I have a still more pungent demonstration against praying for the king, which a friend in Aberdeen assures me he received from the son of the gentleman who heard the protest. In the Episcopal Chapel in Aberdeen, of which Primus John Skinner was incumbent, they commenced praying in the service for George III. immediately on the death of Prince Charles Edward. On the first Sunday of the prayer being used, this gentleman's father, walking home with a friend whom he knew to be an old and determined Jacobite, said to him, "What do you think of that, Mr.----?" The reply was, "Indeed, the less we say aboot that prayer the better." But he was pushed for "further answer as to his own views and his own ideas on the matter," so he came out with the declaration, "Weel, then, I say this--they may pray the kenees[28] aff their breeks afore I join in that prayer."
The following is a characteristic Jacobite story. It must have happened shortly after 1745, when all manner of devices were fallen upon to display Jacobitism, without committing the safety of the Jacobite, such as having white knots on gowns; drinking, "The king, ye ken wha I mean;" uttering the toast "The king," with much apparent loyalty, and passing the glass over the water-jug, indicating the esoteric meaning of majesty beyond the sea,--etc. etc.; and various toasts, which were most important matters in those times, and were often given as tests of loyalty, or the reverse, according to the company in which they were given. Miss Carnegy of Craigo, well known and still remembered amongst the old Montrose ladies as an uncompromising Jacobite, had been vowing that she would drink King James and his son in a company of staunch Brunswickers, and being strongly dissuaded from any such foolish and dangerous attempt by some of her friends present, she answered them with a text of Scripture, "The tongue no man can tame--James Third and Aucht" and drank off her glass[29]!
CHAPTER THE THIRD.
ON OLD SCOTTISH CONVIVIALITY.
The next change in manners which has been effected, in the memory of many now living, regards the habits of conviviality, or, to speak more plainly, regards the banishment of drunkenness from polite society. It is indeed a most important and blessed change. But it is a change the full extent of which many persons now alive can hardly estimate. Indeed, it is scarcely possible to realise the scenes which took place seventy or eighty years back, or even less. In many houses, when a party dined, the ladies going away was the signal for the commencement of a system of compulsory conviviality. No one was allowed to shirk--no daylight--no heeltaps--was the wretched jargon in which were expressed the propriety and the duty of seeing that the glass, when filled, must be emptied and drained. We have heard of glasses having the bottoms knocked off, so that no shuffling tricks might be played with them, and that they could only be put down--empty.
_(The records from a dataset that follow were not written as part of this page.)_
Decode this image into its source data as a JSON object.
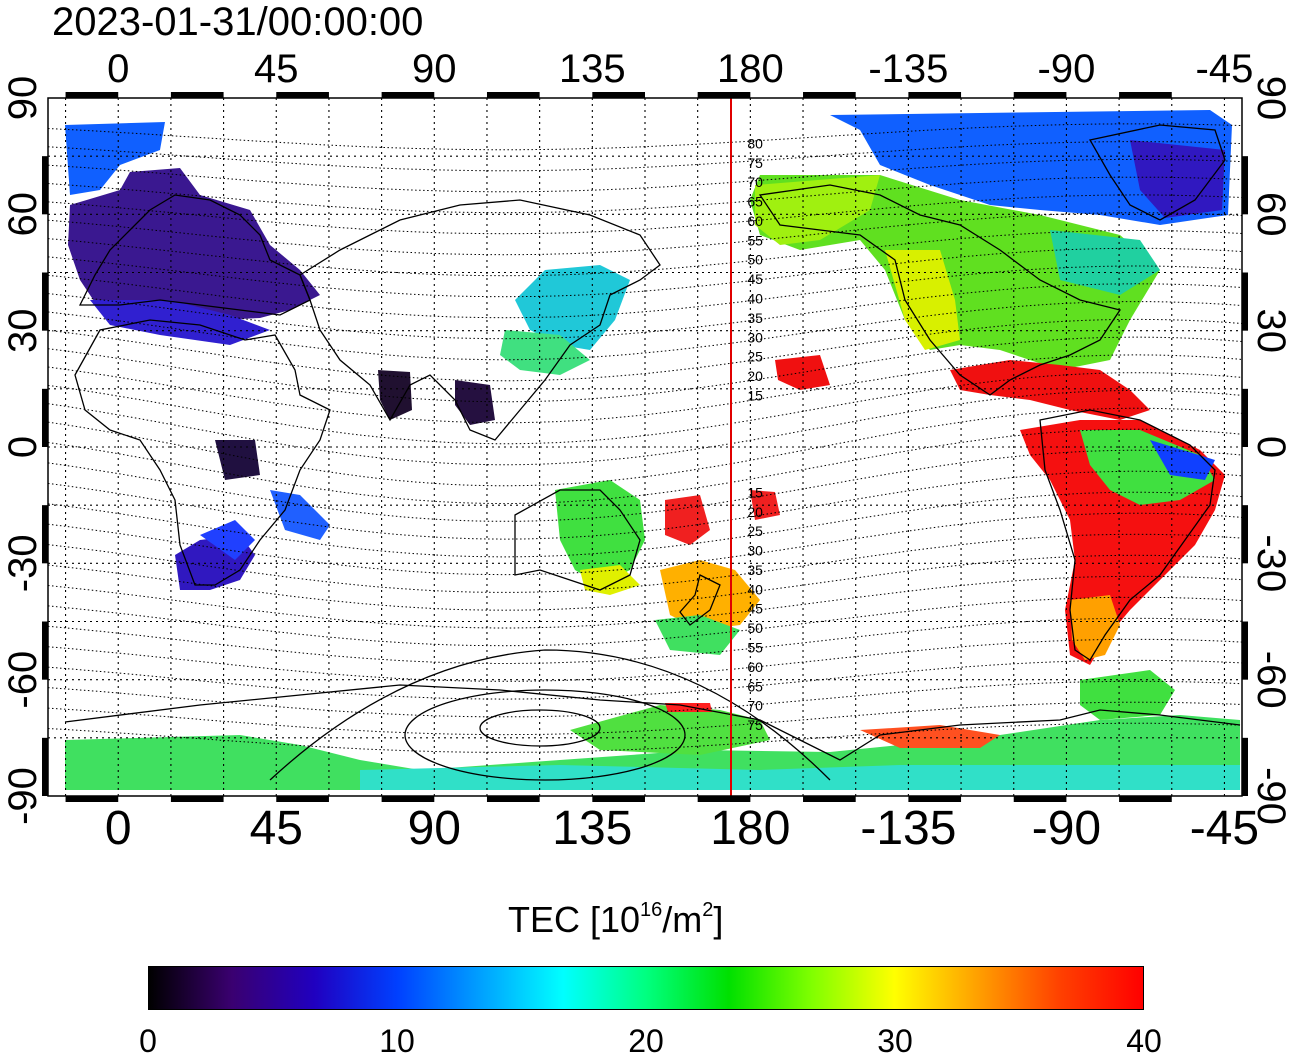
{
  "title": "2023-01-31/00:00:00",
  "map": {
    "top_lon_labels": [
      "0",
      "45",
      "90",
      "135",
      "180",
      "-135",
      "-90",
      "-45"
    ],
    "bottom_lon_labels": [
      "0",
      "45",
      "90",
      "135",
      "180",
      "-135",
      "-90",
      "-45"
    ],
    "left_lat_labels": [
      "90",
      "60",
      "30",
      "0",
      "-30",
      "-60",
      "-90"
    ],
    "right_lat_labels": [
      "90",
      "60",
      "30",
      "0",
      "-30",
      "-60",
      "-90"
    ],
    "lon_range": [
      -20,
      320
    ],
    "lat_range": [
      -90,
      90
    ],
    "meridian_line_lon": 180,
    "meridian_line_color": "#e00000",
    "magnetic_lat_labels": [
      "80",
      "75",
      "70",
      "65",
      "60",
      "55",
      "50",
      "45",
      "40",
      "35",
      "30",
      "25",
      "20",
      "15",
      "15",
      "20",
      "25",
      "30",
      "35",
      "40",
      "45",
      "50",
      "55",
      "60",
      "65",
      "70",
      "75"
    ]
  },
  "colorbar": {
    "title_prefix": "TEC  [10",
    "title_sup1": "16",
    "title_mid": "/m",
    "title_sup2": "2",
    "title_suffix": "]",
    "ticks": [
      "0",
      "10",
      "20",
      "30",
      "40"
    ],
    "range": [
      0,
      40
    ],
    "colors": [
      "#000000",
      "#3a0070",
      "#2000c0",
      "#0040ff",
      "#00a0ff",
      "#00ffff",
      "#00ff80",
      "#00e000",
      "#80ff00",
      "#ffff00",
      "#ffa000",
      "#ff4000",
      "#ff0000"
    ]
  }
}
One cannot help looking back with amazement at the infatuation which could for a moment tolerate such a sore evil. To a man of sober inclinations it must have been an intolerable nuisance to join a dinner party at many houses, where he knew he should have to witness the most disgusting excesses in others, and to fight hard to preserve himself from a compliance with the example of those around him.
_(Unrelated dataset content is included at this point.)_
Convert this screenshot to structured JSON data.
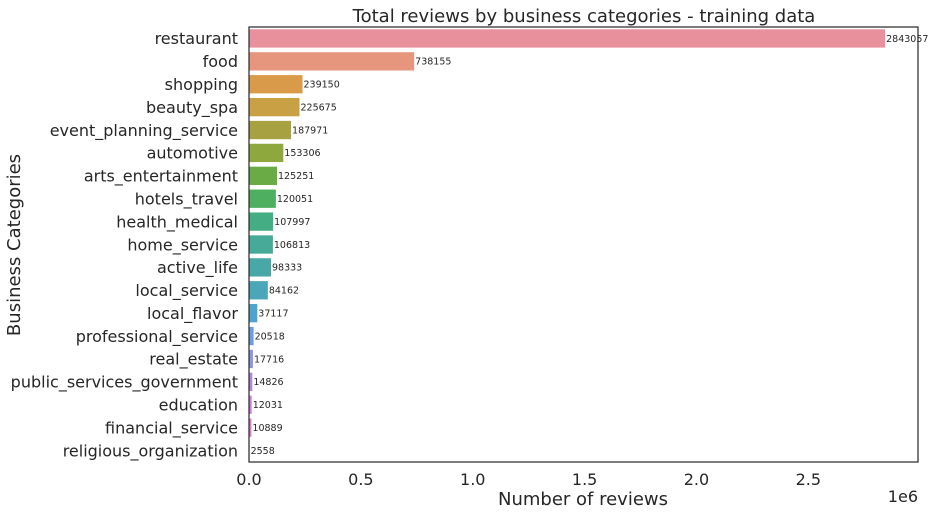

The scenes of excess which occurred in the houses where deep drinking was practised must have been most revolting to sober persons who were unaccustomed to such conviviality; as in the case of a drinking Angus laird, entertaining as his guest a London merchant of formal manners and temperate habits. The poor man was driven from the table when the drinking set in hard, and stole away to take refuge in his bedroom. The company, however, were determined not to let the worthy citizen off so easily, but proceeded in a body, with the laird at their head, and invaded his privacy by exhibiting bottles and glasses at his bedside, Losing all patience, the wretched victim gasped out his indignation--"Sir, your hospitality borders upon brutality." It must have had a fatal influence also on many persons to whom drinking was most injurious, and who were yet not strong-minded enough to resist the temptations to excess. Poor James Boswell, who certainly required no extraordinary urging to take a glass too much, is found in his letters, which have recently come to light, laying the blame of his excesses to "falling into a habit which still prevails in Scotland;" and then he remarks, with censorious emphasis, on the "drunken manners of his countrymen." This was about 1770.
A friend of mine, however, lately departed--Mr. Boswell of Balmuto--showed more spirit than the Londoner, when he found himself in a similar situation. Challenged by the host to drink, urged and almost forced to swallow a quantity of wine against his own inclination, he proposed a counter-challenge in the way of eating, and made the following ludicrous and original proposal to the company,--that two or three legs of mutton should be prepared, and he would then contest the point of who could devour most meat; and certainly it seems as reasonable to compel people to eat, as to compel them to drink, beyond the natural cravings of nature.
The situation of ladies, too, must frequently have been very disagreeable--when, for instance, gentlemen came up stairs in a condition most unfit for female society. Indeed they were often compelled to fly from scenes which were most unfitting for them to witness. They were expected to get out of the way at the proper time, or when a hint was given them to do so. At Glasgow sixty years ago, when the time had come for the bowl to be introduced, some jovial and thirsty members of the company proposed as a toast, "The trade of Glasgow and the outward bound!" The hint was taken, and silks and satins moved off to the drawing-room.